I was amazed it had been invented in the mid-1800s. After all, I’d heard people used the Sears catalogue and other printed pages while in the outhouse. I was surprised at the date because my uncle in the 1960s still used corn cobs in his outhouse. Although, he also had a roll of toilet paper in there.
At a dollar for 1000 sheets, I imagine only the rich could afford toilet paper back then.
The friend who sent me the article is a Civil War reenactor. He has a variety of period items on display near his tent. One of those is a packet of Stansfield’s Supreme Fine Ragg paper product. Toilet paper without the tube or the perforation. All you Civil War writers out there might want to place that in your soldier’s rucksack.

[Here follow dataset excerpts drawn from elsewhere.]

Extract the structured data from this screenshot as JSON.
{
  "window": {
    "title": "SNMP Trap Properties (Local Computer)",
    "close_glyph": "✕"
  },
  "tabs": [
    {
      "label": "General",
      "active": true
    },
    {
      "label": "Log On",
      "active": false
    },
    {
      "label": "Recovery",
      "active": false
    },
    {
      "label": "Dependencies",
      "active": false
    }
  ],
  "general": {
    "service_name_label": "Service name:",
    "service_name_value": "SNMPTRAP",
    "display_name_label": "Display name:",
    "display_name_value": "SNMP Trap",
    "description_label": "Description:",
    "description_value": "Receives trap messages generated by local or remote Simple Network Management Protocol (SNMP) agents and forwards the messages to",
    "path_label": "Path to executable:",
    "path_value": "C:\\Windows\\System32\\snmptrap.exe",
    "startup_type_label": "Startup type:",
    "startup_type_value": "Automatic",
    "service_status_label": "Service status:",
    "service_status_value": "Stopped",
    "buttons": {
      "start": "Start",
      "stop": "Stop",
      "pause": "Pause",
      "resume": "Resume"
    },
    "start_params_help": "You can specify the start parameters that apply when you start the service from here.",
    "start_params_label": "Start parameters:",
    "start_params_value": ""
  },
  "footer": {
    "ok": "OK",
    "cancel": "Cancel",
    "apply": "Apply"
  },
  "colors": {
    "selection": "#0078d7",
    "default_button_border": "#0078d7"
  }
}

Joseph Gayetty was one of the few commercial toilet paper manufacturers until 1898. In 1935—seventy-three years after the first toilet paper was made—the Northern company presented the first splinterless toilet paper.
Thinking about toilet paper reminded me, I have my heroine standing in an outhouse at the beginning of my yet unpublished novel Bride in Disguise. My mind reviewed outhouse descriptions. Newer versions are still around today in camp grounds, national parks, the Amish and survivalists.
Then my mind went to all the outhouses I’ve experienced in my life. My great-aunt lived in a small town. She had running water but no indoor toilet. Her outhouse was a pristine two-holer. One hole for children and one for adults. A good housewife prided herself on keeping the outhouse immaculate. My great-aunt May’s was spotless white and reeked of bleach.
My uncle’s on the other hand wasn’t as pleasant. It had spiders in the rafters. That experience helped me describe outhouse unpleasantness in my novel.
When my father was stationed in England in the late 1950s, we found several people in town had outhouses. While our house had indoor plumbing, I remember very clearly the cute little house outback with windows and curtains.
A few years ago, my husband and I took our third trip to the Philippines. We were presented with some memorable experiences we had been able to avoid in previous trips. Most Asian toilet are squatters. And although there are western toilets in the Philippians, this community in the jungles had no indoor plumbing. The outhouse didn’t even have a roof. And technically, it didn’t have any walls. Instead, blue tarp was draped around a small area. There was a handle to hold while you squatted over a porcelain tile buried in the ground. Not accustoming to squatting, I held my hubby’s hands while I did my business. As long as I was squatted, I was hidden from view. The tarp protection reached only waist high.
Thanks for putting up with my mind wondering from toilet paper to outhouses across the world.
What unusual piece of research took your mind to unusual places? Did it end up as part of your novel’s setting?